A method for producing a colored image to be developed. 8. The method according to claim 7, wherein after exposure, the photosensitive layer is heat-treated to form a color or discolor. 9. The method according to claim 7, wherein the photosensitive liquid for forming a colored image according to claim 5 is applied on a substrate and dried to form a photosensitive layer. 10. The method according to claim 7, wherein the photosensitive layer of the photosensitive element according to claim 6 is transferred onto a substrate to laminate the photosensitive layer on the substrate. 11. A photosensitive layer comprising the photosensitive coloring resin composition according to claim 1, which is laminated on a substrate, and the photosensitive layer is irradiated with actinic rays in an image-like manner to cure the exposed portion.
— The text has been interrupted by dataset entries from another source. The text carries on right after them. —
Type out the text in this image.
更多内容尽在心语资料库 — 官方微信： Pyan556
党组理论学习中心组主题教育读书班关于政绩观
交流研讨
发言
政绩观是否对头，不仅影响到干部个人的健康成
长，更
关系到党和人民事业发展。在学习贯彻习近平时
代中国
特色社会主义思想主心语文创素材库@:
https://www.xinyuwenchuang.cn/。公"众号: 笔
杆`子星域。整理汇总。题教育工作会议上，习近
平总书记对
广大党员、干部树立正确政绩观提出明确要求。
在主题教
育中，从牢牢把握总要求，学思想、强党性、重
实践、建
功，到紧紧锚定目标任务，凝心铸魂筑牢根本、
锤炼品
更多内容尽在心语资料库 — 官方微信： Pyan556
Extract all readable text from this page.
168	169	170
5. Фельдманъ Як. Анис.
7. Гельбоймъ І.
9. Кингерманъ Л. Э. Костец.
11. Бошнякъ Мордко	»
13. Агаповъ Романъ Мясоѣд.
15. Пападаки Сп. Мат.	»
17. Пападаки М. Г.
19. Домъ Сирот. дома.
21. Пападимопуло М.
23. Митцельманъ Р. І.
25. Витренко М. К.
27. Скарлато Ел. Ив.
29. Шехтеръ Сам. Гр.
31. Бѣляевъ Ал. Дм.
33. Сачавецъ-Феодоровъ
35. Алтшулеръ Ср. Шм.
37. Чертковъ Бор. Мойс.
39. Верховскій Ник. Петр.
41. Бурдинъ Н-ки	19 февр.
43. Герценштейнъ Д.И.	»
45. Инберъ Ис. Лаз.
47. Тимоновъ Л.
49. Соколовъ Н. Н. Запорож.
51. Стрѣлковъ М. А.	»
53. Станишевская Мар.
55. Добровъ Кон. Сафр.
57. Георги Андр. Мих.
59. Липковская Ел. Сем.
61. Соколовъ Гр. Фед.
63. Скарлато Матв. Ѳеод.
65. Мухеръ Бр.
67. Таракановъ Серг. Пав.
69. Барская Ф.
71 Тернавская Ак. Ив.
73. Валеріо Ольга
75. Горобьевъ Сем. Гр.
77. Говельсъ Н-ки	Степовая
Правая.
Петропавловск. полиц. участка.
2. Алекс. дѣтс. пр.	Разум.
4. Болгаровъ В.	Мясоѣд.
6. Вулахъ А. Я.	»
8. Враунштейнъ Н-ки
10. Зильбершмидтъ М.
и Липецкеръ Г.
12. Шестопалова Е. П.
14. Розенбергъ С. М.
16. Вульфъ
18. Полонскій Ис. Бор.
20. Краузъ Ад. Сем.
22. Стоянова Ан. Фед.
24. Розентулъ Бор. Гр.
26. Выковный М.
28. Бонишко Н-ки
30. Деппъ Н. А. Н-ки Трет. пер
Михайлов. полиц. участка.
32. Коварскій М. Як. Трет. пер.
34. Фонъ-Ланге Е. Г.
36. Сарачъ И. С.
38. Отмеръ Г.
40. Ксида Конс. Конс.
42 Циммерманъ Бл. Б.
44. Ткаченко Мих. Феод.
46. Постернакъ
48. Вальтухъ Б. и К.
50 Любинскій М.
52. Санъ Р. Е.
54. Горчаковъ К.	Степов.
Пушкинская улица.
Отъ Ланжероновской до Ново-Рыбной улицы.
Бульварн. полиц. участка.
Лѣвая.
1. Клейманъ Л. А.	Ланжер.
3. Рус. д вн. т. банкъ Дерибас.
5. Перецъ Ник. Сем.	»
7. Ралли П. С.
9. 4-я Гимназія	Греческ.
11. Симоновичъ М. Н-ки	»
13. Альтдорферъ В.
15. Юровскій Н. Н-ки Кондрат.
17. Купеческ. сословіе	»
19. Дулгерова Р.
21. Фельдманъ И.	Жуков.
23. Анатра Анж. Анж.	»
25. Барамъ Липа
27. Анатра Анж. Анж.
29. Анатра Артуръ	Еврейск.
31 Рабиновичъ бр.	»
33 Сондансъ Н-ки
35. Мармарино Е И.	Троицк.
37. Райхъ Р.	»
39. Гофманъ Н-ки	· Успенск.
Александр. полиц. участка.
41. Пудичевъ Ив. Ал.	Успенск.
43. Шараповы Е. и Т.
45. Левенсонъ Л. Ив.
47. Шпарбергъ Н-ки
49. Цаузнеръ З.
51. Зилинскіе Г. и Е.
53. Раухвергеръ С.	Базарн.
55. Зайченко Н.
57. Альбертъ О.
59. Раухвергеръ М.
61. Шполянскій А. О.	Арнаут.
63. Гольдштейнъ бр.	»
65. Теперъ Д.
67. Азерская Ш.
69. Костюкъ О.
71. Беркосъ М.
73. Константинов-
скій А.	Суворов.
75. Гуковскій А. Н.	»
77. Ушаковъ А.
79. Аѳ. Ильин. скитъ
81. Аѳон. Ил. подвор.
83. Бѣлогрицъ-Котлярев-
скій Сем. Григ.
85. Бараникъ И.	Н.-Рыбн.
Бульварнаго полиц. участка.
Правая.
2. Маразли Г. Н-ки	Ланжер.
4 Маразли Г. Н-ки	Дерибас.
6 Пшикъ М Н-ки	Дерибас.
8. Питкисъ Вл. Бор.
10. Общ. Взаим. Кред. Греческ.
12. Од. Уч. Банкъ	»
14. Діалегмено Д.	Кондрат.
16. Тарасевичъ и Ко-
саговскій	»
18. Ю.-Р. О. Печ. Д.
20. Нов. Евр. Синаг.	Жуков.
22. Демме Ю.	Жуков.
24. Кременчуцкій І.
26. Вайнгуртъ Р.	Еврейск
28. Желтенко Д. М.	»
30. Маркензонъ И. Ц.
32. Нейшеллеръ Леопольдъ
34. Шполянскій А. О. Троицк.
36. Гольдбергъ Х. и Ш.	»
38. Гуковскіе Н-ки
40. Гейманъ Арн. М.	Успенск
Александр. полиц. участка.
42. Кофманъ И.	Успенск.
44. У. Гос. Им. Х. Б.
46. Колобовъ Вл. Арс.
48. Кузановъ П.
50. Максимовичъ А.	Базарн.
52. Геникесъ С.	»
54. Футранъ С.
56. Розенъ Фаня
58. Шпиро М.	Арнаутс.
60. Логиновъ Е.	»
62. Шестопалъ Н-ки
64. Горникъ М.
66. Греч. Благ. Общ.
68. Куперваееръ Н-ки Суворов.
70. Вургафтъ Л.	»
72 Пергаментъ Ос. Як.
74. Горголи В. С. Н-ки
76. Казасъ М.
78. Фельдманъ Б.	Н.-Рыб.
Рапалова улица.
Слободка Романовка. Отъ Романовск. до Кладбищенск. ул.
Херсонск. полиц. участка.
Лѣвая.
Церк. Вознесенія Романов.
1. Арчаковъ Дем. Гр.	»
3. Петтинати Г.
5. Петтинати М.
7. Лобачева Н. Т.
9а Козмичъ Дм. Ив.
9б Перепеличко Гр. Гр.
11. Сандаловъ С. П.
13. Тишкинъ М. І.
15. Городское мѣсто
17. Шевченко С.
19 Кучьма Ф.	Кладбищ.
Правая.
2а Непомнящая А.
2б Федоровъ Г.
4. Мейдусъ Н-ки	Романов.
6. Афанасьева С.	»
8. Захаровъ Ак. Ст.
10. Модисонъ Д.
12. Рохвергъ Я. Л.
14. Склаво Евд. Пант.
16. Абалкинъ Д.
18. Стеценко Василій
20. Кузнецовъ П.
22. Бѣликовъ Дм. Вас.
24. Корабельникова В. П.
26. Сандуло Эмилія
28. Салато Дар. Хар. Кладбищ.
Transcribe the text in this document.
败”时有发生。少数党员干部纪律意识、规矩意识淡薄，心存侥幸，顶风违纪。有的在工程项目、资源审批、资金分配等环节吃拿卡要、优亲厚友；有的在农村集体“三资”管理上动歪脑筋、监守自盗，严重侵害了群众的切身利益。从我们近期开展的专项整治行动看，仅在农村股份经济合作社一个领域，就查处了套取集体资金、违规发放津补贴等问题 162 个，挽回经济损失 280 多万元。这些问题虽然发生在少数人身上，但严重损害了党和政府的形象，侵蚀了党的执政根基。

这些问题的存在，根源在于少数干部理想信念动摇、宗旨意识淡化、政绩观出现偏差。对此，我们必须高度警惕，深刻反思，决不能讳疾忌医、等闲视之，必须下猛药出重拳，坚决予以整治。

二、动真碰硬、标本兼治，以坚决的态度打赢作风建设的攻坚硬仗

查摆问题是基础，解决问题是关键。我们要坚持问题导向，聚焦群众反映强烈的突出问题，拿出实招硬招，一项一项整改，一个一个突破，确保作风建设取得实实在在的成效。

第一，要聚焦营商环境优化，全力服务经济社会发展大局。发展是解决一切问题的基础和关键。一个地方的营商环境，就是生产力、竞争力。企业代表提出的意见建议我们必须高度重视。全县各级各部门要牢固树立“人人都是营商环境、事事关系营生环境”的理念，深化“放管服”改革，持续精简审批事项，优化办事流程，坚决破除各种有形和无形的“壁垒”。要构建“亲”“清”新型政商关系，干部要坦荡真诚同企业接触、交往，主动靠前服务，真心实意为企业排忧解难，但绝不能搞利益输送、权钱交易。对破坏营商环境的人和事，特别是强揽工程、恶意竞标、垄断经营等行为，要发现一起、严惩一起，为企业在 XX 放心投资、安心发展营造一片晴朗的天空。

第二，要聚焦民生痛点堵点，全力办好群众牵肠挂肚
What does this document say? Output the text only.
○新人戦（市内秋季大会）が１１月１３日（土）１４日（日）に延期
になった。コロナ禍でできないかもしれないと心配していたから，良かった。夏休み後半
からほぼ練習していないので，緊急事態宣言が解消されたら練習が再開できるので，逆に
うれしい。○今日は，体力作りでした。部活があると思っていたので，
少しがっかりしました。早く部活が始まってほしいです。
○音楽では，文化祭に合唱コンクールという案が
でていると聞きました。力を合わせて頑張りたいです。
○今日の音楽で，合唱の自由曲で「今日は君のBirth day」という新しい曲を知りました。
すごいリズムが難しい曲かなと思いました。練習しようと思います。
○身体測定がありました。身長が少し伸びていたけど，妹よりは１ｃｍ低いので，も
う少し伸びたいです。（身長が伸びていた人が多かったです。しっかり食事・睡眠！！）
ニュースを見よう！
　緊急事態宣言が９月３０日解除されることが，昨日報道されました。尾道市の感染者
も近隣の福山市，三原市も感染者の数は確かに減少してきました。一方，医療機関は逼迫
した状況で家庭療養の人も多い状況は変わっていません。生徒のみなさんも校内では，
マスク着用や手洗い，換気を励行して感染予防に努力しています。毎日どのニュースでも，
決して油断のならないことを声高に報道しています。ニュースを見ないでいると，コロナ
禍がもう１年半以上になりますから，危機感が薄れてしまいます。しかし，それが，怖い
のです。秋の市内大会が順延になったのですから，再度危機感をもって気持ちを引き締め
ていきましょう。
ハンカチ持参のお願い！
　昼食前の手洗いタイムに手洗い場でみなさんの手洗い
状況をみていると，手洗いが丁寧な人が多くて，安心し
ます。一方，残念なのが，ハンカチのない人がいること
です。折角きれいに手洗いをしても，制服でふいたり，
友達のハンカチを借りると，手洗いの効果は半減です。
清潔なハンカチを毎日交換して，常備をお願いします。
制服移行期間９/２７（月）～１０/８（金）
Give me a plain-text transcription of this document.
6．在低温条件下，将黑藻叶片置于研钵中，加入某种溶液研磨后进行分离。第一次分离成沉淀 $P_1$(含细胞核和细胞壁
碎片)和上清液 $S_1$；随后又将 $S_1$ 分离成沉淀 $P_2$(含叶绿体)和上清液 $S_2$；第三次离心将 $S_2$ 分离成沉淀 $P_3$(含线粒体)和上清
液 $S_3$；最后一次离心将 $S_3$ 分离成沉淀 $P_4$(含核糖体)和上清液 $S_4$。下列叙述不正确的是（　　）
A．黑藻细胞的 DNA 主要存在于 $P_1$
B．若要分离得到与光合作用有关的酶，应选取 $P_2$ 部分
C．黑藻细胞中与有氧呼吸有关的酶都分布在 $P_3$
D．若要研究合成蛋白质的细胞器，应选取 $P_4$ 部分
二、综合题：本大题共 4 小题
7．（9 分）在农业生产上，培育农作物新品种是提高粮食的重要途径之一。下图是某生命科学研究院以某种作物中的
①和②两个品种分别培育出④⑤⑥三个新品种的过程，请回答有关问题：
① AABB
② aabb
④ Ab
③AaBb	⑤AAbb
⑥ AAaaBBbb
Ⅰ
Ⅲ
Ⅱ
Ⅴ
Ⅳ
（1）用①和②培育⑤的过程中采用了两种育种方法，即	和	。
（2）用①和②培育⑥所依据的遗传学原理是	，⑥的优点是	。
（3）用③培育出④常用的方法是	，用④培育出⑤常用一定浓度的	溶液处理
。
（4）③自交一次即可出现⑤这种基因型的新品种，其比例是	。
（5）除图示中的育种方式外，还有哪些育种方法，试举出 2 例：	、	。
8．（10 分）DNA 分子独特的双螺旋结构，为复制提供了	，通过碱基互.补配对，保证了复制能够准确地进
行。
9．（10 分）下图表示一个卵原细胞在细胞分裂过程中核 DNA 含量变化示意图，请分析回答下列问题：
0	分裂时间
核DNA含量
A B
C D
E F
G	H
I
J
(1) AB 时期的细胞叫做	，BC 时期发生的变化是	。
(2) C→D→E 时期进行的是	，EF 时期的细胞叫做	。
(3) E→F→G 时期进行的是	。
A method for producing a color filter panel, comprising forming a black matrix by removing unexposed portions by development and heat-treating the photocured photosensitive layer to form a color or change its color. 12. A photosensitive liquid for forming a colored image according to claim 5, which is applied on a substrate and dried to form a photosensitive layer.
The method of claim 1. 13. The method according to claim 11, wherein the photosensitive layer of the photosensitive element according to claim 6 is transferred onto a substrate to laminate the photosensitive layer on the substrate. 14. A photosensitive layer comprising the photosensitive coloring resin composition according to any one of claims 1 to 4, which is laminated on a substrate, and the photosensitive layer is irradiated with actinic rays in an image-like manner to cure the exposed portion. Then, the unexposed portions are removed by development, and the photocured photosensitive layer is subjected to heat treatment to form a color or discoloration, thereby forming a black matrix to produce a color filter panel. A method of manufacturing a color filter, comprising forming a plurality of pixels of different chromatic colors using a plurality of colored image forming materials of chromatic colors. 15. The photosensitive liquid for forming a colored image according to claim 5, applied on a substrate and dried to form a photosensitive layer.
4. The method according to 4. 16. The method according to claim 14, wherein the photosensitive layer of the photosensitive element according to claim 6 is transferred onto a substrate to laminate the photosensitive layer on the substrate. 17. The method according to claim 14, wherein the pixels comprise red, green and blue pixels.